Originally Posted by HatesFury
Nope. The server can be connected to any switch or router in the network. It could actually be before the router if he wanted to configure it that way (and may need to since he'll be hosting a webpage from it).
IMO optimal setup would be exactly like you have up until the router. The router would feed server, and all both switches on an individual connection. Your mehod of putting switch 1 > switch 2 > switch 3 over complicates the network and adds more hops than is necessary. You're thinking of trunking switches, which is normally only done in an IDF where you won't have a router present.
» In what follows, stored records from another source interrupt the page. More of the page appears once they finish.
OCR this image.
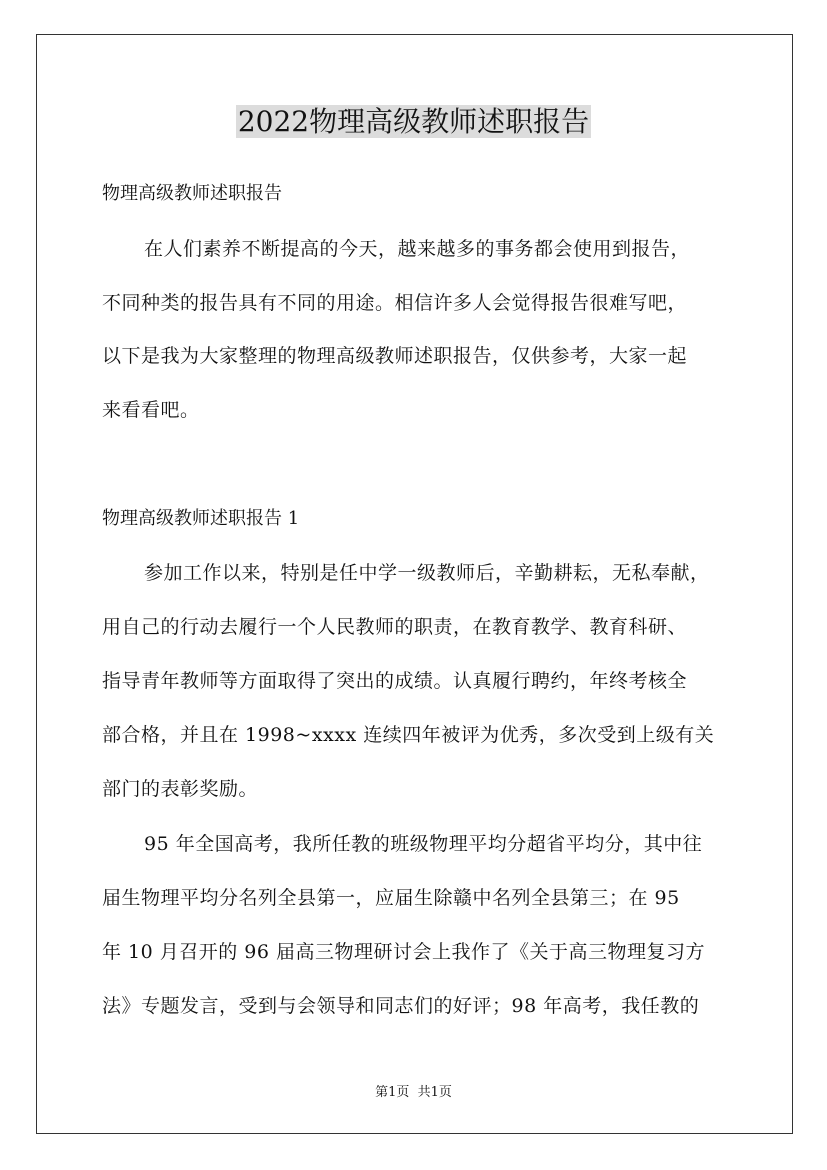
2022物理高级教师述职报告

物理高级教师述职报告

在人们素养不断提高的今天，越来越多的事务都会使用到报告，

不同种类的报告具有不同的用途。相信许多人会觉得报告很难写吧，

以下是我为大家整理的物理高级教师述职报告，仅供参考，大家一起

来看看吧。

物理高级教师述职报告 1

参加工作以来，特别是任中学一级教师后，辛勤耕耘，无私奉献，

用自己的行动去履行一个人民教师的职责，在教育教学、教育科研、

指导青年教师等方面取得了突出的成绩。认真履行聘约，年终考核全

部合格，并且在 1998~xxxx 连续四年被评为优秀，多次受到上级有关

部门的表彰奖励。

95 年全国高考，我所任教的班级物理平均分超省平均分，其中往

届生物理平均分名列全县第一，应届生除赣中名列全县第三；在 95

年 10 月召开的 96 届高三物理研讨会上我作了《关于高三物理复习方

法》专题发言，受到与会领导和同志们的好评；98 年高考，我任教的

第1页  共1页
I think you misread the diagram. The third switch is not plugged into the second switch. The second and third swtich are plugged into the first. From my experience enterprise class routers only have one Ethernet port, thus hes going to either have to use a hub or a switch. He will HAVE to daisy chain the switches in some form or fashion.
So the choices are:
Plugging switch 2 into switch 1
This wont have the expense of the third switch, but you'd probably make up for it in cable costs. As well as forcing yourself to buy larger than 10 port switches (12 port min) and limiting expansion.
Plugging switch 2 and 3 into switch 1
This way you only have to run two Ethernet cables out the the clients and have the switches much closer to the clients. As well if the company ever needs to add 10 more clients, no problem, buy a new switch (switch 4) and plug it into switch 1.
Oh and by the way the server being plugged into switch 1 was merely for simplicity sake, it could be run on any of the switches. However, servers are generally located near network equipment making it a logical choice to have it closer to the router, firewall, thus the first switch. However, it will probably need to run behind the router for the RDP and other network services to run optimally. Running it as a web server will be of no problem behind the router, simply forward port 80 to the server. I run both my web servers this way.